I giudici di piazza Cavour, nell’ordinanza n. 23107 del 2024, hanno ulteriormente puntualizzato che “… in tema di revocazione delle sentenze della Corte di cassazione, la configurabilità dell’errore revocatorio di cui all’art. 391 bis c.p.c. presuppone un errore di fatto, che si configura ove la decisione sia fondata sull’affermazione di esistenza od inesistenza di un fatto che la realtà processuale induce ad escludere o ad affermare, non anche quando la decisione della Corte sia conseguenza di una pretesa errata valutazione od interpretazione delle risultanze processuali, essendo esclusa dall’area degli errori revocatori la sindacabilità di errori di giudizio formatisi sulla base di una valutazione (Cass. n. 10040 del 2022).

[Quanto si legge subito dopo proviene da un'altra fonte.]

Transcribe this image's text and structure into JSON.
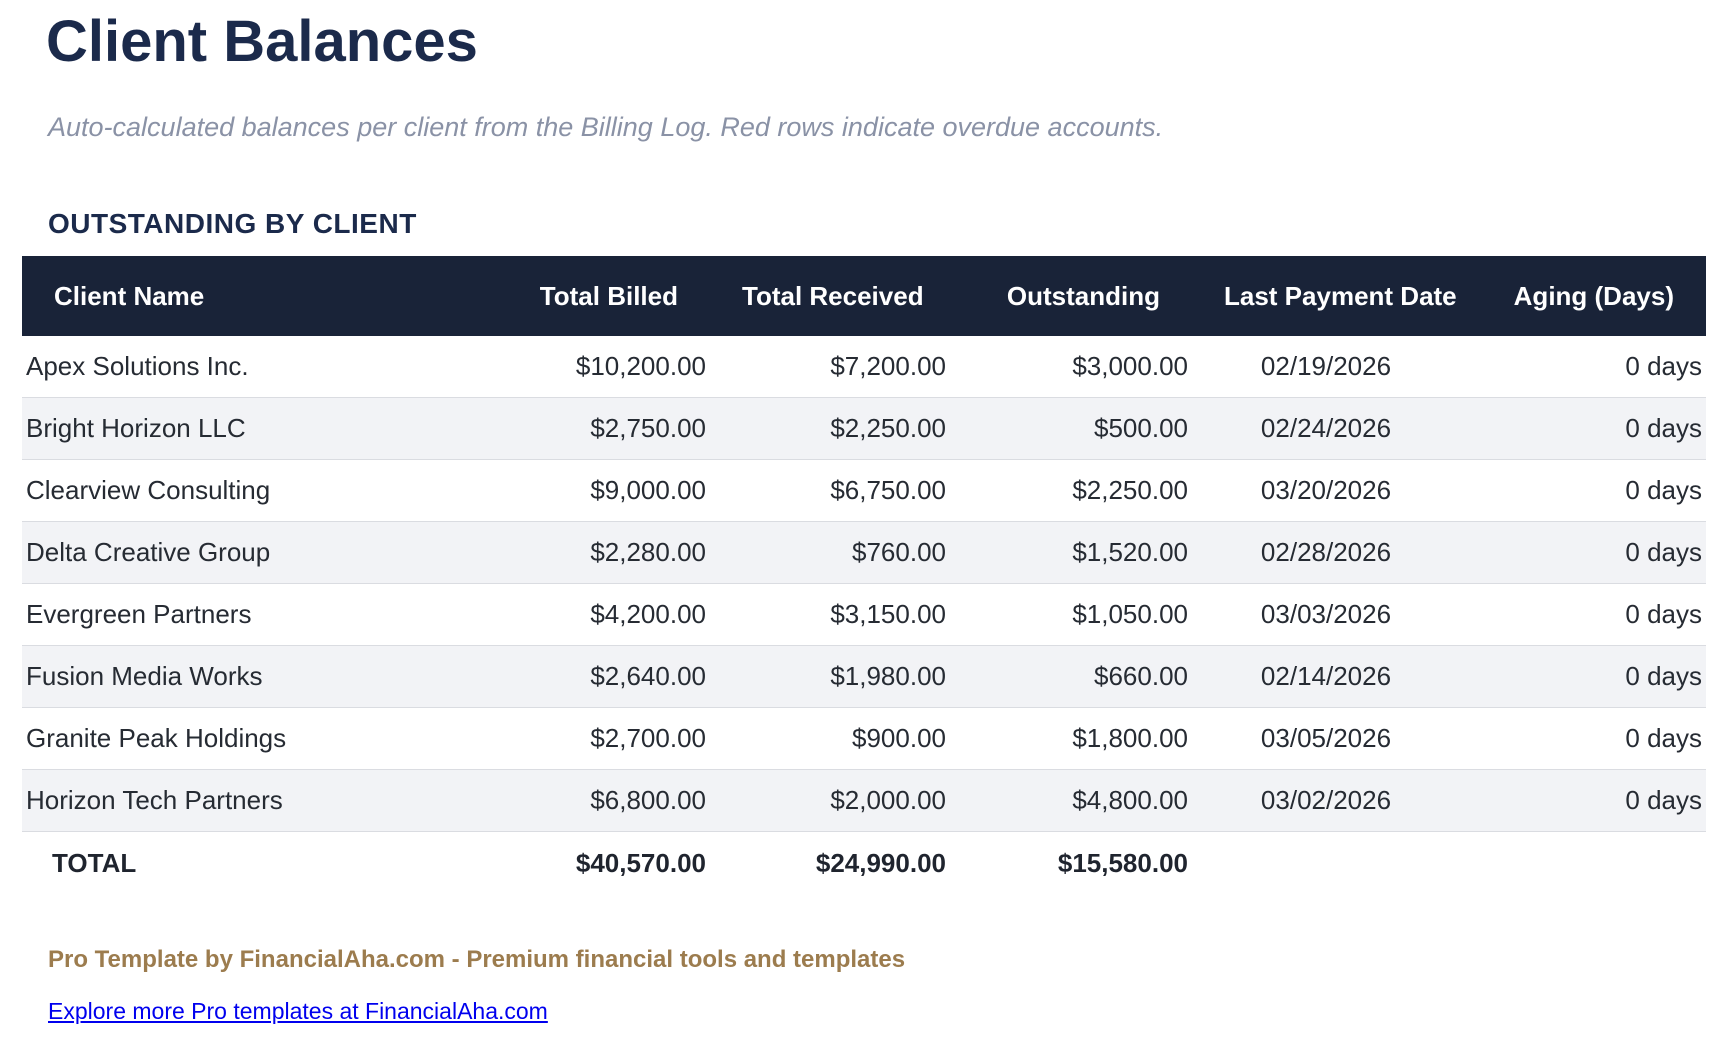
{
  "page": {
    "title": "Client Balances",
    "subtitle": "Auto-calculated balances per client from the Billing Log. Red rows indicate overdue accounts.",
    "section_title": "OUTSTANDING BY CLIENT"
  },
  "table": {
    "columns": [
      "Client Name",
      "Total Billed",
      "Total Received",
      "Outstanding",
      "Last Payment Date",
      "Aging (Days)"
    ],
    "rows": [
      [
        "Apex Solutions Inc.",
        "$10,200.00",
        "$7,200.00",
        "$3,000.00",
        "02/19/2026",
        "0 days"
      ],
      [
        "Bright Horizon LLC",
        "$2,750.00",
        "$2,250.00",
        "$500.00",
        "02/24/2026",
        "0 days"
      ],
      [
        "Clearview Consulting",
        "$9,000.00",
        "$6,750.00",
        "$2,250.00",
        "03/20/2026",
        "0 days"
      ],
      [
        "Delta Creative Group",
        "$2,280.00",
        "$760.00",
        "$1,520.00",
        "02/28/2026",
        "0 days"
      ],
      [
        "Evergreen Partners",
        "$4,200.00",
        "$3,150.00",
        "$1,050.00",
        "03/03/2026",
        "0 days"
      ],
      [
        "Fusion Media Works",
        "$2,640.00",
        "$1,980.00",
        "$660.00",
        "02/14/2026",
        "0 days"
      ],
      [
        "Granite Peak Holdings",
        "$2,700.00",
        "$900.00",
        "$1,800.00",
        "03/05/2026",
        "0 days"
      ],
      [
        "Horizon Tech Partners",
        "$6,800.00",
        "$2,000.00",
        "$4,800.00",
        "03/02/2026",
        "0 days"
      ]
    ],
    "total": [
      "TOTAL",
      "$40,570.00",
      "$24,990.00",
      "$15,580.00",
      "",
      ""
    ]
  },
  "footer": {
    "branding": "Pro Template by FinancialAha.com - Premium financial tools and templates",
    "link": "Explore more Pro templates at FinancialAha.com"
  },
  "colors": {
    "header_bg": "#192338",
    "title_navy": "#1b2a4b",
    "row_alt_gray": "#f2f3f6",
    "row_border": "#dadce1",
    "subtitle_gray": "#8a92a6",
    "brand_brown": "#9c7c4e",
    "link_blue": "#0000ee"
  }
}
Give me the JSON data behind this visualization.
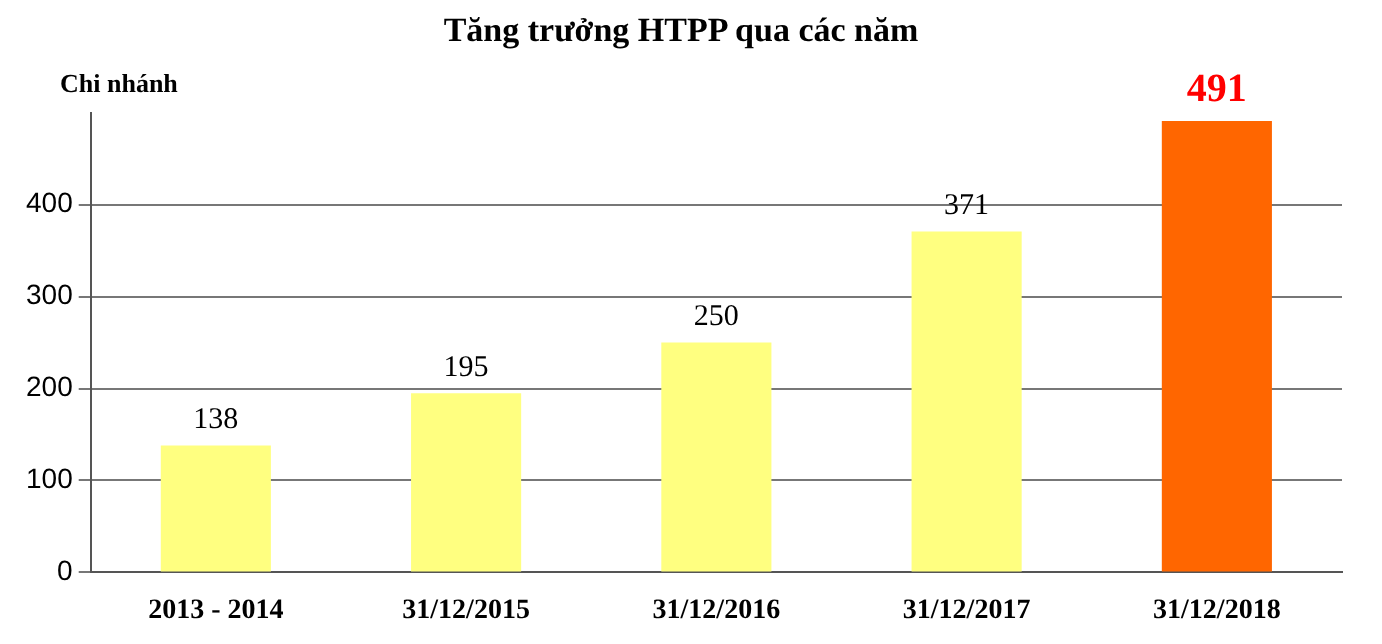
{
  "chart_data": {
    "type": "bar",
    "title": "Tăng trưởng HTPP qua các năm",
    "ylabel": "Chi nhánh",
    "categories": [
      "2013 - 2014",
      "31/12/2015",
      "31/12/2016",
      "31/12/2017",
      "31/12/2018"
    ],
    "values": [
      138,
      195,
      250,
      371,
      491
    ],
    "colors": [
      "#ffff80",
      "#ffff80",
      "#ffff80",
      "#ffff80",
      "#ff6600"
    ],
    "ylim": [
      0,
      500
    ],
    "yticks": [
      0,
      100,
      200,
      300,
      400
    ],
    "grid": "y",
    "data_labels": true,
    "legend": false
  }
}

(…) Infine, per giurisprudenza costante, l’errore di fatto idoneo a legittimare la revocazione della sentenza di cassazione, ex artt. 391-bis e 395, 4 cod. proc. civ., deve riguardare gli atti interni al giudizio di legittimità, che la Suprema Corte può esaminare direttamente, con propria indagine di fatto, nell’ambito dei motivi di ricorso e delle questioni rilevabili d’ufficio, e deve avere carattere autonomo, nel senso di incidere esclusivamente sulla sentenza di legittimità; diversamente, ove l’errore sia stato causa determinante della sentenza di merito, in relazione ad atti o documenti che sono stati o avrebbero dovuto essere esaminati in quella sede, il vizio della sentenza deve essere fatto valere con gli ordinari mezzi di impugnazione (ex plurimis Cass. 22/10/2018, n. 26643), …”
Inoltre gli Ermellini, sez. V, con l’ordinanza n. 28831 del 4 ottobre 2022 hanno riaffermato, il costante orientamento secondo cui “Ove sulla medesima questione si siano formati due giudicati contrastanti, al fine di stabilire quale dei due debba prevalere occorre fare riferimento al criterio temporale, nel senso che il secondo giudicato prevale in ogni caso sul primo.” (Cass. 31/05/2018, n. 13804)
Infine sulla base del principio di ne bis in idem, sia del principio di certezza del diritto e della immodificabilità di una sentenza definitiva la seconda sentenza passata in giudicato dovrebbe essere ritenuta inutiliter data e quindi non sostituire un giudicato precedente in dipendenza della sua più o meno legittima impugnazione.